大宋,七月初九日,洛陽城。
午夜。
距離七月十五日中元盂蘭盆會已不過六天。
每每一年到得七月中旬之時,陰司枉死城門大開,初到城中的枉死幽魂得以重返陽間,與陽世間的親人神遇一訴,陰陽夢會。隨後返回枉死城中關押,直至原有命數注定的壽命終結為止,再由陰間律例以生前行事之善惡定奪,或獎或罰,是轉世投胎,重入六道輪回,抑或墮入地獄,永不超生。
一人身死,壽終正寢,自有無常鬼使前去拘魂,引入陰間。但那些遭受到戰亂,天災,仇殺等等諸如此類的人意外枉死之時,由於不得善終,無人指引,隻得任有自己的幽魂遊離於人間。其中不乏心懷怨念惡意,為了一己之私,尋釁報複,為禍人間,遺下禍患。捕捉這些遊魂押往陰間枉死城,正是幽冥鬼捕的職責所在。

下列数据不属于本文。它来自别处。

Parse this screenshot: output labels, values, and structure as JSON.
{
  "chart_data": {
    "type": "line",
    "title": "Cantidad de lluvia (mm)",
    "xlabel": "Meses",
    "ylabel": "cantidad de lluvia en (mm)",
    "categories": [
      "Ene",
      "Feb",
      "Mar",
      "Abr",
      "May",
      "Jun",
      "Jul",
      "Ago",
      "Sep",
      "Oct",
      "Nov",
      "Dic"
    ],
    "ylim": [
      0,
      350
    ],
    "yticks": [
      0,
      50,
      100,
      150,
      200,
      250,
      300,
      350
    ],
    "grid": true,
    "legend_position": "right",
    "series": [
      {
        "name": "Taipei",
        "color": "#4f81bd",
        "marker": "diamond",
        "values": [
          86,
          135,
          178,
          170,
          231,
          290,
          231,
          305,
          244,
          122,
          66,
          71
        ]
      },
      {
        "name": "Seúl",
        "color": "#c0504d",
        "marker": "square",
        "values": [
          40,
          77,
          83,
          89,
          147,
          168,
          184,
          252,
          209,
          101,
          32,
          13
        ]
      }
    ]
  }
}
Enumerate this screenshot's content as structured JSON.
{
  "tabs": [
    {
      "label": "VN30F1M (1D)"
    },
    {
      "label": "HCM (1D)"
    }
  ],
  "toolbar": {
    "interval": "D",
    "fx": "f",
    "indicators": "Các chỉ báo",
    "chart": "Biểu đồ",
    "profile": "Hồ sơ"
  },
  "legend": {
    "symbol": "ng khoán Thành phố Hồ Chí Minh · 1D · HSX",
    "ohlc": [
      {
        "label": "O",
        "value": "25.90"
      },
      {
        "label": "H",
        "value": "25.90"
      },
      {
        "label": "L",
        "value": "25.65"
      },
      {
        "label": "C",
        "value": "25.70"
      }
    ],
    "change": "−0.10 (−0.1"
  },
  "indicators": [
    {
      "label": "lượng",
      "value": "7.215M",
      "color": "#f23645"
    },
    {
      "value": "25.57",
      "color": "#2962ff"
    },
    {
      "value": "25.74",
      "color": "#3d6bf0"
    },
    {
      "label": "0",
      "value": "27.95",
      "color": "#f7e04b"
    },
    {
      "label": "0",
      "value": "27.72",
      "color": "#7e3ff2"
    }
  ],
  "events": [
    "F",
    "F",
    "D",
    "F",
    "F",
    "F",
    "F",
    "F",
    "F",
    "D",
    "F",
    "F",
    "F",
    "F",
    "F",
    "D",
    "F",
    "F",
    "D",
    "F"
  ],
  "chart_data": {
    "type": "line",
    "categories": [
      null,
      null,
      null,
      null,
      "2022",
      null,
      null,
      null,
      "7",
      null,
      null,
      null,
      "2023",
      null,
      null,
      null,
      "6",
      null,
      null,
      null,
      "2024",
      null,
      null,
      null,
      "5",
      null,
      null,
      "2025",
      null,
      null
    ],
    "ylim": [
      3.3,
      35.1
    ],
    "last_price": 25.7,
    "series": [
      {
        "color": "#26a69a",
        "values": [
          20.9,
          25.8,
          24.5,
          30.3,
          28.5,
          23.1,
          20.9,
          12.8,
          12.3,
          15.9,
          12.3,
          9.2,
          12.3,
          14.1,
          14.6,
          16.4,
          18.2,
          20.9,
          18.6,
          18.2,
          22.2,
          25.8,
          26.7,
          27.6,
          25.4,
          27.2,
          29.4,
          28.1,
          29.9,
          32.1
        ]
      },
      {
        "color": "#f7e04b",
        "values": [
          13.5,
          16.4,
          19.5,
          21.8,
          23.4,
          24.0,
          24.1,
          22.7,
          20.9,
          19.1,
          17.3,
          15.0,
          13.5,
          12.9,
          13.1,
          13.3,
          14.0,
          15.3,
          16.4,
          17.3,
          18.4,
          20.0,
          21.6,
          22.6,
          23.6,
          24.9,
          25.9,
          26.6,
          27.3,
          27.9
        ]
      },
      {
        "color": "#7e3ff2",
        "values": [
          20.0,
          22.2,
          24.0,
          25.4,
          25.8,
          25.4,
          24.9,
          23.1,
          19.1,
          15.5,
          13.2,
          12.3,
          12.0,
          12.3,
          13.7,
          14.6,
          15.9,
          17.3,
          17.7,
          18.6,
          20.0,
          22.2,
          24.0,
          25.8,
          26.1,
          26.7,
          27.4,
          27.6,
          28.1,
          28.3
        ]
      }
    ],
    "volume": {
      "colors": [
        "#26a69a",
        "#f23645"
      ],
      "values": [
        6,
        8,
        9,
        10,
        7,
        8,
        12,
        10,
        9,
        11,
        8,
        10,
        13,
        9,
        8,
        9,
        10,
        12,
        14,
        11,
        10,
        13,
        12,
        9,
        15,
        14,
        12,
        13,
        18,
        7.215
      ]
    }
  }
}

中元將至,加之監察那些重返陽間與親人苦訴陰陽兩隔的枉死之鬼,無怪乎身為鬼捕統領的鍾馗又開始犯他那習慣性偏頭痛的老毛病了。
洛陽城自古繁華,與長安並稱東西“二京”,可見一斑。今大宋朝坐都汴京,可洛陽也並未墮了氣勢,壯偉依舊,漢唐遺韻仍存。不過又有誰能知道,在這宏偉的外表之下,內裏卻是一團敗絮。
時局不穩,朝堂之上政客派係間的爾虞我詐,勾心鬥角息息關係著天下百姓的存亡生計。而西域又有黨項夏人虎視眈眈,戰事一觸即發。身為鬼使,鍾馗雖然對於這人間輪番上演的鬧劇並不感興趣。但是,動蕩的年代之下,生存著苦苦勞作隻為自身的平民百姓,他們有歡笑,有苦惱,有悲憤,有喜樂,這所有的一切,在這個時代,頃刻間就能被擊的粉碎。他們竟不能掌握自己的命運,自己的結局。雖然最終的結局隻有一個,那就是死亡。但人們都更願意懷抱著希望,在勞作一天後的夜裏,在睡夢中憧憬著明天的種種美好,而不是稀裏糊塗的,莫名其妙的死去,再也看不到第二天初升的太陽。
鍾馗也曾經曆人生的黑暗,世道的艱辛,對於這一份難挨的苦難更加的感同身受。
此時,鍾馗正踩在雲端,立於洛陽城的上空,望著腳下隱在月影紗霧裏的城池,一張黑臉上並無什麼表情,但這並不代表心內也陰冷如冰。他並不願見到世人的命運就這樣無辜的卷入亂世的濁流之中。現在的人間,不,何止是人間,如今在這三界之內,何嚐沒有一股惡濁的暗流在蠢蠢欲動,待機而起。
“這天,這月,倒是更亮了呢。”
鍾馗自言自語。
月大如盤,幾可觸及。
太陽是人間的依靠,就像月象征的是幽冥。
凡間的人類,雖則生存於陽光照耀之下,但對於月卻總懷有一份朦朧憧憬的好感。
他們把自己的一生都寄托給了明月。生辰,團圓,姻緣,月往往被人們賦予了許多美好難表的含義。人們在詩歌中讚美月的柔,月的涼,月的白,月的陰晴圓缺似乎也應和著人們的或悲或喜或歎或悅的心情。
“疏星朗月,在夜的幕布上閃爍,搖搖晃晃的姿態,好像是要跌落人間世。還是說…往下墮落的是這……這天,呃,這月,倒是更亮了啊。”
鍾馗喃喃地重複著自己剛才已說過的話。
雖然生就一副駭人的麵孔,但到底生前還是功名書生出身,有著與外表截然相反的細膩心思。也就無怪乎這般舉頭望月之下,心中頗生出一些悵然感悟了。
近段時間,多有鬼差報說有惡鬼遊竄於洛陽城中,活剜人心為食,手段極其殘忍,目前已有多人遇害。枉死遊魂孳生,難保不會再忿恨之下釀出其他的禍事。這是最令身為幽冥鬼捕統領的鍾馗擔心的,是以才有今夜洛城一行。